Arjuna's battles against the Raaja are the standard slowly escalating sci-fi menace of many anime TV series (although a higher-quality CGI/2D mix than most); what is different is the nature of the menace. It is soon obvious to the viewer (if not Juna) that the Raaja are huge enlargements of microscopic intestinal bacteria and cancer cells being generated by the earth itself at sites of particularly gross pollution. Kawamori does not blame only the convenient targets of greedy giant industries, but all of us for our wasteful modern lifestyles. Juna's classmates' favorite hangout spot is a U.S.-style fast-food chain blatantly named "Merikan Burger," where the kids order burgers so huge that they only eat half and toss the rest in the trash (while millions are starving in Africa).
Juna and her video-game junkie boyfriend become the two sides of a Greek chorus; Tokio symbolizes the conspicuous consumption of industrialized society, unable to understand why Juna has become such a puritan, unable to eat food stuffed with "safe" chemical additives, while Juna is unable to get through to him that his casual wastefuness (multiplied by the whole population of urban civilization) is causing the Raaja that are now blighting all crops, contaminating all water, causing meltdowns in nuclear power plants, and building up to the destruction of the Van Allen radiation belt and a polar shift, which will destroy most life on earth.
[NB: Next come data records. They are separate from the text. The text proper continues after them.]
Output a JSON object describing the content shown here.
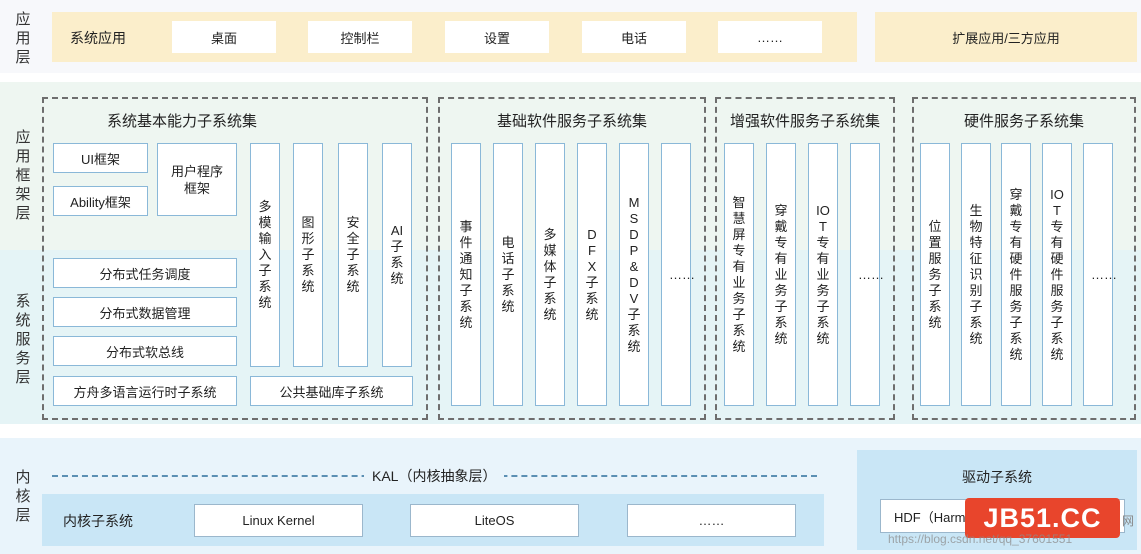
{
  "colors": {
    "app_band": "#fbeecb",
    "framework_band": "#eef6f1",
    "service_band": "#e5f4f6",
    "kernel_band": "#e9f4fb",
    "kernel_inner": "#c9e6f6",
    "box_border": "#8ab8d8",
    "dash": "#6e6e6e",
    "watermark_bg": "#e8452c"
  },
  "layers": {
    "app": "应用层",
    "framework": "应用框架层",
    "service": "系统服务层",
    "kernel": "内核层"
  },
  "app_layer": {
    "system_apps_label": "系统应用",
    "apps": [
      "桌面",
      "控制栏",
      "设置",
      "电话",
      "……"
    ],
    "extension_apps": "扩展应用/三方应用"
  },
  "group_basic": {
    "title": "系统基本能力子系统集",
    "ui_framework": "UI框架",
    "ability_framework": "Ability框架",
    "user_program_framework": "用户程序框架",
    "vertical": [
      "多模输入子系统",
      "图形子系统",
      "安全子系统",
      "AI子系统"
    ],
    "distributed": [
      "分布式任务调度",
      "分布式数据管理",
      "分布式软总线"
    ],
    "ark_runtime": "方舟多语言运行时子系统",
    "common_lib": "公共基础库子系统"
  },
  "group_software": {
    "title": "基础软件服务子系统集",
    "vertical": [
      "事件通知子系统",
      "电话子系统",
      "多媒体子系统",
      "DFX子系统",
      "MSDP&DV子系统",
      "……"
    ]
  },
  "group_enhanced": {
    "title": "增强软件服务子系统集",
    "vertical": [
      "智慧屏专有业务子系统",
      "穿戴专有业务子系统",
      "IOT专有业务子系统",
      "……"
    ]
  },
  "group_hardware": {
    "title": "硬件服务子系统集",
    "vertical": [
      "位置服务子系统",
      "生物特征识别子系统",
      "穿戴专有硬件服务子系统",
      "IOT专有硬件服务子系统",
      "……"
    ]
  },
  "kernel_layer": {
    "kal": "KAL（内核抽象层）",
    "kernel_subsystem": "内核子系统",
    "kernels": [
      "Linux Kernel",
      "LiteOS",
      "……"
    ],
    "driver_subsystem": "驱动子系统",
    "hdf": "HDF（Harm"
  },
  "watermark": {
    "logo": "JB51.CC",
    "url_text": "https://blog.csdn.net/qq_37601551",
    "side_text": "网"
  }
}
Kawamori's skillful direction, attractive character art by Takahiro Kishida, haunting music by Yoko Kanno and high-quality (for a TV series) animation by the Satelight studio, hold more for viewers than might otherwise be expected given the heavy-handed Save The Planet message. Earth Girl Arjuna (the Japanese title) was 12 half-hour episodes broadcast from January 9 through March 27, 2001. This DVD adds additional footage to some of them plus an entire extra episode to enhance the didacticism. Arjuna was somewhat notorious for having almost no merchandising, since practically any of the usual toys and knickknacks would be ludicrously at odds with the constant message against buying unnecessary consumer goods.
TV series (13 episodes), 2001. Director: Shoji Kawamori. V.1, 3 episodes/75 minutes; v.2, 4 episodes/100 minutes; v.3, 4 episodes/110 minutes; v.4, 2 episodes/70 minutes. Price & format: DVD bilingual $29.98. Distributor: Bandai Entertainment.